FELICIDADE

Uma empresária a quem prezo perguntou se poderia me dar algumas dicas para atingir público maior de leitores. Ouvi atentamente suas sugestões – ouço atentamente as sugestões dos que me lêem – e ao fim delas disse-lhe que estilo, idéias e finalidades atendiam ao público literário. A Literatura é acessível a todos, mas nem todos são acessíveis à Literatura.

Contei-lhe que, no início, em jornais de abrangência popular ou especializados, ouvi comentários de um jornalista e de uma pediatra que liam meus textos, mas ressaltavam o uso de “palavras difíceis”. Essa constatação, proveniente de dois profissionais conceituados que não se conheciam, causou-me grande preocupação, pois usar palavras “difíceis” ou escrever “difícil” implicava na minha incapacidade de se tornar legível. Escrevia “difícil” ou porque não sabia redigir ou porque a aplicação de termos teóricos, técnicos ou especializados causava ruído na comunicação.

Graças aos comentários desses leitores e à minha conseqüente preocupação, surgiu motivo consistente que me obrigou a procurar opinião especializada. Com grande temor, descobri o telefone do Crítico Literário Wilson Martins. A voz do outro lado da linha, vinda da magnífica Curitiba, autorizou-me a enviar dez exemplares dos últimos trabalhos. Um mês e meio depois respaldou-me que, pelo menos lingüística e literariamente, encaixavam-se nos padrões. O tempo, a prática e o estudo, me assegurou mestre Wilson, me ajudariam a amadurecer um estilo.

A empresária ainda me aconselhou a tratar de assuntos de interesse mais abrangente. Já que gostava tanto de falar de Felicidade, por que não escrevia sobre isso? O problema não estava em que falar – falo sobre felicidade em boa parte de minhas crônicas – mas em como falar.
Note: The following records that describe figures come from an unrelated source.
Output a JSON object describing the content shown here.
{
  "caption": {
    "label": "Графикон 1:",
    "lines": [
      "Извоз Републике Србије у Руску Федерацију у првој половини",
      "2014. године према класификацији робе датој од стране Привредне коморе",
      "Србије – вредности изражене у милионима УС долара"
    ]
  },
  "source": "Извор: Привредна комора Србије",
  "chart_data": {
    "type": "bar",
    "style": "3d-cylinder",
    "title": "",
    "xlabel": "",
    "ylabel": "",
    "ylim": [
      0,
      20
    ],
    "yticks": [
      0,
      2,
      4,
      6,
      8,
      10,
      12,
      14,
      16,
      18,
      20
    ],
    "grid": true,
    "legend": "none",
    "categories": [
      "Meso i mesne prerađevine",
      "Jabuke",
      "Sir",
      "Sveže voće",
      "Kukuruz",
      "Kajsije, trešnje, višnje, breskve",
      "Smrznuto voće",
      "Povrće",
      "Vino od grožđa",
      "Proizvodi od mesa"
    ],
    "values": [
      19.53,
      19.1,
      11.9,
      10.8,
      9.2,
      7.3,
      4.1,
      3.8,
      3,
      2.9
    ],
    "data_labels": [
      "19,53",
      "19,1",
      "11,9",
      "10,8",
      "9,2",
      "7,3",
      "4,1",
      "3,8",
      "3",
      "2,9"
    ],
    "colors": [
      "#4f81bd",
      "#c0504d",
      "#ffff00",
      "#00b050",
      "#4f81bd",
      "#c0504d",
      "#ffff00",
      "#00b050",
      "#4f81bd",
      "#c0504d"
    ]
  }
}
Dependendo da perspectiva que empregue, o texto pode se tornar reflexão filosófica travestida de crônica assim como pode igualmente caracterizar-se ensinamento de auto-ajuda.

Nada tenho contra a auto-ajuda. As teorias de conhecimento – sejam científicas ou não – são maneiras possíveis de interpretação de vida. Entretanto, temos uma diferença entre Filosofia e auto-ajuda: Filosofia aponta os caminhos e o responsabiliza pelas atitudes na mesma proporção em que a auto-ajuda aponta o caminho, prometendo-lhe sucesso entre as mensagens subliminares.

Felicidade, amor, tristeza, morte, sucesso, alegria, amadurecimento e mais duas ou três dezenas de temas importantes que atravessaram as discussões filosóficas nos últimos cinco ou seis mil anos interessam tanto à Filosofia quanto à auto-ajuda de maneira que, sob vieses próprios, qualquer um pode escolher entre as duas teorias do conhecimento. Quando, por exemplo, tratamos de Felicidade, a primeira pergunta que alguém pode nos fazer: você é feliz?

Confesso minha limitação entre teoria e prática. Tratar de Felicidade, arregimentando os pensamentos na tradição filosófica, é muito fácil. Já no âmbito pragmático, tenho mais dificuldades para responder perguntas específicas sobre pais, mães, irmãos, esposas, maridos, filhos, demais parentes e agregados. Pensava em resposta para pergunta determinada quando me lembrei de Dedé Santana. Já ouviram falar de Dedé Santana, aquele Dedé dos Trapalhões, que surge na televisão por volta do meio-dia de domingo?

A família de Dedé vivia num circo, pulando de cidade em cidade, de estado em estado, apresentando números, convidando a população a assistir aos espetáculos. Durante longas semanas, Dedé, a família e os integrantes da trupe passaram fome até que, por uma dessas viradas do destino, conseguiram vender os ingressos para o espetáculo das oito horas da noite. Almoçaram bem, comemoraram a sorte, brindaram a vida. Às seis e meia, o pai de Dedé faleceu. Colocaram o caixão numa tenda. Na outra, a do circo, Dedé pulou, cantou, dançou e fez os espectadores rirem por mais de hora.

Se sou feliz? Provavelmente... Se sei ensinar alguém a conseguir a felicidade? Nunca! Imagino que a busca da Felicidade resulte dos confrontos e, nesse ponto, apenas Dedé pode responder como fazer os outros rirem enquanto o coração sufoca.

*Publicado originalmente na coluna Ficções, caderno Tem!, do Oeste Notícias (Presidente Prudente – SP) de 2 de setembro de 2011.